Emergency department visits among patients with left ventricular assist devices
Continuous-flow left ventricular assist devices (LVADs) are increasingly implanted to support patients with end-stage heart failure. These patients are at high risk for complications, many of which necessitate emergency care. While rehospitalization rates have been described, there is little data regarding emergency department (ED) visits. We hypothesize that ED visits are frequent and often require admission after LVAD implantation. We performed a retrospective review of patients in our health-care system followed by the advanced heart failure service for LVAD management after implantation between January 2011 and July 2015. We accounted for all ED visits in our system through February 2016, 7 months after the last implantation included. Clinically relevant demographic variables and ED visit details were recorded and analyzed to describe this population.
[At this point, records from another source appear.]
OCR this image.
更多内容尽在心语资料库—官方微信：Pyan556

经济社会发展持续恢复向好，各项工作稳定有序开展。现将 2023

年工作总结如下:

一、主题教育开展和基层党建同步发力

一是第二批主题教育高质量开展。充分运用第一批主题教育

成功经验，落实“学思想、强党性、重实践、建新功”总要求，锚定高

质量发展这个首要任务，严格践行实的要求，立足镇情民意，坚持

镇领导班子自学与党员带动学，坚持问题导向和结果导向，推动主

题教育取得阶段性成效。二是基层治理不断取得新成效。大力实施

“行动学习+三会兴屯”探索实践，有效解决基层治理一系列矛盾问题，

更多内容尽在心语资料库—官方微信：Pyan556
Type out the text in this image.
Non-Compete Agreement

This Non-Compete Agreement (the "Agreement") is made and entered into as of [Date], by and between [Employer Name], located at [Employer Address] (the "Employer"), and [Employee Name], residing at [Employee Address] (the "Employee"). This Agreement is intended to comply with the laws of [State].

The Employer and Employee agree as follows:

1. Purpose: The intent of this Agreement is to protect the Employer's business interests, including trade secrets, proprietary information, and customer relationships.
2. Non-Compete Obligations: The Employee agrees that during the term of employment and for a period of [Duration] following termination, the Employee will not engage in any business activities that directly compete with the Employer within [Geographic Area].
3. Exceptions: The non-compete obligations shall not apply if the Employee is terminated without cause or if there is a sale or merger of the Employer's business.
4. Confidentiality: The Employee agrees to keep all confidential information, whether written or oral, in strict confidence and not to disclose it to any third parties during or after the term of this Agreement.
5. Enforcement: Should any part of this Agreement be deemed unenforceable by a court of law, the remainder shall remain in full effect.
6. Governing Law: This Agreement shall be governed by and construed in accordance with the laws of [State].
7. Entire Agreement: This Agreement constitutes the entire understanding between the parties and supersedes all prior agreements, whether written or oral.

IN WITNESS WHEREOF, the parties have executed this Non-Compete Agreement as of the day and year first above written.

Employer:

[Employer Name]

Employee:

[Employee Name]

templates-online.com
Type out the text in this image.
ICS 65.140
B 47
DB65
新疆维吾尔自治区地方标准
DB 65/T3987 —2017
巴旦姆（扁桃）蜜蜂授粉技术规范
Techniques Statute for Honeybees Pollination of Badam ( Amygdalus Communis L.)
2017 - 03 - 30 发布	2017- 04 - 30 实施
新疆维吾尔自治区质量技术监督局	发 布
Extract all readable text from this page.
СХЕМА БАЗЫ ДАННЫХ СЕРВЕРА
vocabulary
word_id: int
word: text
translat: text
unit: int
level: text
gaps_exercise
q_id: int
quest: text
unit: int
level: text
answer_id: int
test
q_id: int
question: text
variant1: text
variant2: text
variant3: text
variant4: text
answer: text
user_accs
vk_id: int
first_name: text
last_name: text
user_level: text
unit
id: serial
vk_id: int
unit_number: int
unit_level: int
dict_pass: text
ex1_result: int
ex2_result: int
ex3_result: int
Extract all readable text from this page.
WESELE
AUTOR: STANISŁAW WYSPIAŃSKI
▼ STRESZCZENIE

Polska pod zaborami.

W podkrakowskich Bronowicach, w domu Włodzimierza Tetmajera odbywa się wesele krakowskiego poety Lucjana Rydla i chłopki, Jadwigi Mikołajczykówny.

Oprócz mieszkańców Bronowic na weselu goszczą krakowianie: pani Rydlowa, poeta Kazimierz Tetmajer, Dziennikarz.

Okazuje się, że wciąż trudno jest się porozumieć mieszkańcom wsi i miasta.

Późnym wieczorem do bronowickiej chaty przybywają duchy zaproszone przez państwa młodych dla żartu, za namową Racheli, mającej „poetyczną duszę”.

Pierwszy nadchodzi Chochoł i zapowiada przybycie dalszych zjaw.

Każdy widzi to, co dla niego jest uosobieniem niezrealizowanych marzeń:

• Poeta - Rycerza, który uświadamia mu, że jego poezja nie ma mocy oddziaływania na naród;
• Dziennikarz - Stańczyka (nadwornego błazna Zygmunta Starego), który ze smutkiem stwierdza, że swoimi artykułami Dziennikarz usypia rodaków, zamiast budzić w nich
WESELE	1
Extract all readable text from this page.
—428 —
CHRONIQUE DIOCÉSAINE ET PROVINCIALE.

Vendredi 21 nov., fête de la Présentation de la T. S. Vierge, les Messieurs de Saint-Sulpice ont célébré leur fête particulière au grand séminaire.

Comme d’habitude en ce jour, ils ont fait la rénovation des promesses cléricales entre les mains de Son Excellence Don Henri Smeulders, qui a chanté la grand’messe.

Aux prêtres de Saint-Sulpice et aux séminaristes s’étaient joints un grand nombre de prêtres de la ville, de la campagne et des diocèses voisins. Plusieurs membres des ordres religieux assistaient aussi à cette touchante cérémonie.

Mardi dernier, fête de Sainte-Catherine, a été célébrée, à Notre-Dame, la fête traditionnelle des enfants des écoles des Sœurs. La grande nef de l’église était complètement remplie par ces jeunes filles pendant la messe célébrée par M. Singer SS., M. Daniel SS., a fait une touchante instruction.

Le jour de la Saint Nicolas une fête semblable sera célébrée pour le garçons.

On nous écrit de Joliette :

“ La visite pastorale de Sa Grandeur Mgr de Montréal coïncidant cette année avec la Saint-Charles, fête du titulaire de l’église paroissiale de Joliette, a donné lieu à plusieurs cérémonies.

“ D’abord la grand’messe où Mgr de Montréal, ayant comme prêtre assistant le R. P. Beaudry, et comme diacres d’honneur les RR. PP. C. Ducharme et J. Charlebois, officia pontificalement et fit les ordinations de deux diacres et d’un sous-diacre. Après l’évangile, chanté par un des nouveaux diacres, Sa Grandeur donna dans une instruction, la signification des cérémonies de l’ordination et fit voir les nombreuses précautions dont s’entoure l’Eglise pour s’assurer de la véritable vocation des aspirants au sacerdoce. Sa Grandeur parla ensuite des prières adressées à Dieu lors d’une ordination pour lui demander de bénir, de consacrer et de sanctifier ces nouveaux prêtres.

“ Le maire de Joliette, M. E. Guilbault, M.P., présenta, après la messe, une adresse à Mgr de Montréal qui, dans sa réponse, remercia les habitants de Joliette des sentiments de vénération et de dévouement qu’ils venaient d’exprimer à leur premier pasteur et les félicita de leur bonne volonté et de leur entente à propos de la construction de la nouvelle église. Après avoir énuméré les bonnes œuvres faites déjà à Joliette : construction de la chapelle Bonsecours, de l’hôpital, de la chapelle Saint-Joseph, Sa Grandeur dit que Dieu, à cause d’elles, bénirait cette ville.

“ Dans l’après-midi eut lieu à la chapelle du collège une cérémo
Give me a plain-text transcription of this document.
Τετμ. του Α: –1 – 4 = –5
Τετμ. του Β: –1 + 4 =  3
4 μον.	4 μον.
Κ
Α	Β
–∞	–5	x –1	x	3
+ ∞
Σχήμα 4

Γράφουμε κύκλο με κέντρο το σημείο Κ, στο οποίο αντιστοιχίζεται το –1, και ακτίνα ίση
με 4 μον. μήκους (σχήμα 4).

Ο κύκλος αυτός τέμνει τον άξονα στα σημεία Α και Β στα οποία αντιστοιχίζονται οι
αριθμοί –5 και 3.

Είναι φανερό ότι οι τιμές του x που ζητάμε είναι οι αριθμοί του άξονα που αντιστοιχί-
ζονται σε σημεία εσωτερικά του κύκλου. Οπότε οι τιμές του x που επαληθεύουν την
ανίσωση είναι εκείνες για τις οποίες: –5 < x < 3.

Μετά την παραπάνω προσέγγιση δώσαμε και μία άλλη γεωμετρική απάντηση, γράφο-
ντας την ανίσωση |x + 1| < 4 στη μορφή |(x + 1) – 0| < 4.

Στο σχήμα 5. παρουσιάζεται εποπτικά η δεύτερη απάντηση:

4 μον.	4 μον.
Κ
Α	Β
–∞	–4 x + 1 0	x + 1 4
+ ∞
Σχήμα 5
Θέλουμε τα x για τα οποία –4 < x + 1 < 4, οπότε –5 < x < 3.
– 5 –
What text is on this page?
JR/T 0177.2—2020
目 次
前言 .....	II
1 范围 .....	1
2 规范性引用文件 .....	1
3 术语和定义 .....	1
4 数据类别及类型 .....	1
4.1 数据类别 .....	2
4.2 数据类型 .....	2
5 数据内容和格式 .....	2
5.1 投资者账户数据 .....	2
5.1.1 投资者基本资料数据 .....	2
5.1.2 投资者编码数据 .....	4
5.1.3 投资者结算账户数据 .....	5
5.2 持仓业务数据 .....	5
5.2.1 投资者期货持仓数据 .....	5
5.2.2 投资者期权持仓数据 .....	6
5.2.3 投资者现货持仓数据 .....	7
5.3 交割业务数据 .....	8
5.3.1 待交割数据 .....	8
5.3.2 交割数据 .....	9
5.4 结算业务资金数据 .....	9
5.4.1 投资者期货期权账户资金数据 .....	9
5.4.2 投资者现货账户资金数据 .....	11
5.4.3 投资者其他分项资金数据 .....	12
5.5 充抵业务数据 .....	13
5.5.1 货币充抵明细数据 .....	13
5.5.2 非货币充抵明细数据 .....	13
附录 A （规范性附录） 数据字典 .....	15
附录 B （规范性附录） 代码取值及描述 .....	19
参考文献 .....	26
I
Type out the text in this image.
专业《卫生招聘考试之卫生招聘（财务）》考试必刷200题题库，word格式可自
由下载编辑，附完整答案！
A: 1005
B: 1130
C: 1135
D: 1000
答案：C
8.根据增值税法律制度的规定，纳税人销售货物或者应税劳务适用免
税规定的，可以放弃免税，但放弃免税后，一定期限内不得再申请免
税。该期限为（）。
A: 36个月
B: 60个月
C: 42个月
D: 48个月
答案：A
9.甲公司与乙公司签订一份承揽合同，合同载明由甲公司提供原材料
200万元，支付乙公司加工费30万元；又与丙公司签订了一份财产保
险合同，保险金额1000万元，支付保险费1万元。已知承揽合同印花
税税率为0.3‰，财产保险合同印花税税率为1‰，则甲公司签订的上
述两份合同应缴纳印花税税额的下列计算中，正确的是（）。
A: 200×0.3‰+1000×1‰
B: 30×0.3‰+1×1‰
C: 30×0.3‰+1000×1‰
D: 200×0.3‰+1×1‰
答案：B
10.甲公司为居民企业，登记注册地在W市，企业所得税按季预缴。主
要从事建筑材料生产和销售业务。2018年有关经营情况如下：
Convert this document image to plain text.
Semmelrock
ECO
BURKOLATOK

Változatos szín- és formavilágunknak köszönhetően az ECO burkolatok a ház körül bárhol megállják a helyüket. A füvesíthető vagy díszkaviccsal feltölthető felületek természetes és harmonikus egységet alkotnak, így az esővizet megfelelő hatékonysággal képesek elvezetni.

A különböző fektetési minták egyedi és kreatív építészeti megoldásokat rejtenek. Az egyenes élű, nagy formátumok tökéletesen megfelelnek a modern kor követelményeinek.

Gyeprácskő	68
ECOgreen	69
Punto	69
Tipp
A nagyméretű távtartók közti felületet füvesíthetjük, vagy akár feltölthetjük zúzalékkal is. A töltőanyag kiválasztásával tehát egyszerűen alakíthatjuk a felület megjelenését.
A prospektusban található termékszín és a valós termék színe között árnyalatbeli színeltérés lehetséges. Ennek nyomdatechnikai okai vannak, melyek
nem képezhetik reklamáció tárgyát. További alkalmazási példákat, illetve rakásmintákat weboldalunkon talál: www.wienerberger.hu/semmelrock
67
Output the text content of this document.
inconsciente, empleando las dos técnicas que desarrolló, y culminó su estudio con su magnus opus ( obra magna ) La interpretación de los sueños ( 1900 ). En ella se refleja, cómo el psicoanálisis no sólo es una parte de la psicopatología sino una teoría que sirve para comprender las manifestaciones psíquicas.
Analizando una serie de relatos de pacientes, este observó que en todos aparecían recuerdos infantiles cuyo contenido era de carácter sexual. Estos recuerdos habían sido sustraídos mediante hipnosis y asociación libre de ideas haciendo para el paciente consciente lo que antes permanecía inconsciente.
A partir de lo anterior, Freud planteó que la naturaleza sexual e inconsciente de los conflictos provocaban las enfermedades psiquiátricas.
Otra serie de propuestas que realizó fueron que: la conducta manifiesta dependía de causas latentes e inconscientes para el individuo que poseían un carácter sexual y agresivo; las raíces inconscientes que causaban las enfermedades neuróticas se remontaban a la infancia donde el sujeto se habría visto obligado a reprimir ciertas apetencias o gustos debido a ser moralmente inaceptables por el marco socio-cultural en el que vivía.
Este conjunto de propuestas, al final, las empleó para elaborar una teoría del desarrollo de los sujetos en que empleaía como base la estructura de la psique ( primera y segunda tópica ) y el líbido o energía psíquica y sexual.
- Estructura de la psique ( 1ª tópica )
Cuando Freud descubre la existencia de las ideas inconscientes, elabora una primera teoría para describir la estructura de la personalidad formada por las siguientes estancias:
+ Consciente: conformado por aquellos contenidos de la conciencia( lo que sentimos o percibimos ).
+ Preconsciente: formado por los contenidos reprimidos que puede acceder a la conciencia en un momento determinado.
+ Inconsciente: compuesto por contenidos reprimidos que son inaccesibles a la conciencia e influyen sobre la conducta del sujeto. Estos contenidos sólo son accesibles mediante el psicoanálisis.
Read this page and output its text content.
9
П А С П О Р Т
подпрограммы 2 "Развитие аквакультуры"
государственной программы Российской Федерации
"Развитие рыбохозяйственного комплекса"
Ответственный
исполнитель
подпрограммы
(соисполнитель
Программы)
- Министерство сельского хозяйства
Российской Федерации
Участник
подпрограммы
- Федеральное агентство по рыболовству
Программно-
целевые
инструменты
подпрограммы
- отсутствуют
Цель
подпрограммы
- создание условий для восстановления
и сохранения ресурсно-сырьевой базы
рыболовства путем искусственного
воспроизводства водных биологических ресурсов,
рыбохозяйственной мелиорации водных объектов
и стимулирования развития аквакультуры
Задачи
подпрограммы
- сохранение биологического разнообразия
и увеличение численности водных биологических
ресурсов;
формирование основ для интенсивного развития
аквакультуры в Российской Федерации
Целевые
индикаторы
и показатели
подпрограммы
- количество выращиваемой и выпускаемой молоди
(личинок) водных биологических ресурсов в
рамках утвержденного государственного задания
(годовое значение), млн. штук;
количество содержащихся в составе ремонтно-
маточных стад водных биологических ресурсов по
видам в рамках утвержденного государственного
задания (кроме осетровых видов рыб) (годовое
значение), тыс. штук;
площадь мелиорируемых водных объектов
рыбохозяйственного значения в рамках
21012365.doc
We identified 81 patients with complete data, among whom there were 283 visits (3.49 visits/patient), occurring at a rate of approximately 7.3 ED visits per patient per year alive with LVAD. The most common reason for an ED visit is a complication related to bleeding (18% of visits), followed by chest pain (14%) and dizziness or syncope (13%). Thirty-six percent of patients were discharged from the ED without hospital admission. A growing populace with implanted LVADs represents an important population within emergency medicine. They are at risk for significant complications and frequently present to the ED. While many of these visits may be managed without hospital admission, this specialized patient group represents a potential area for improvement in provider education.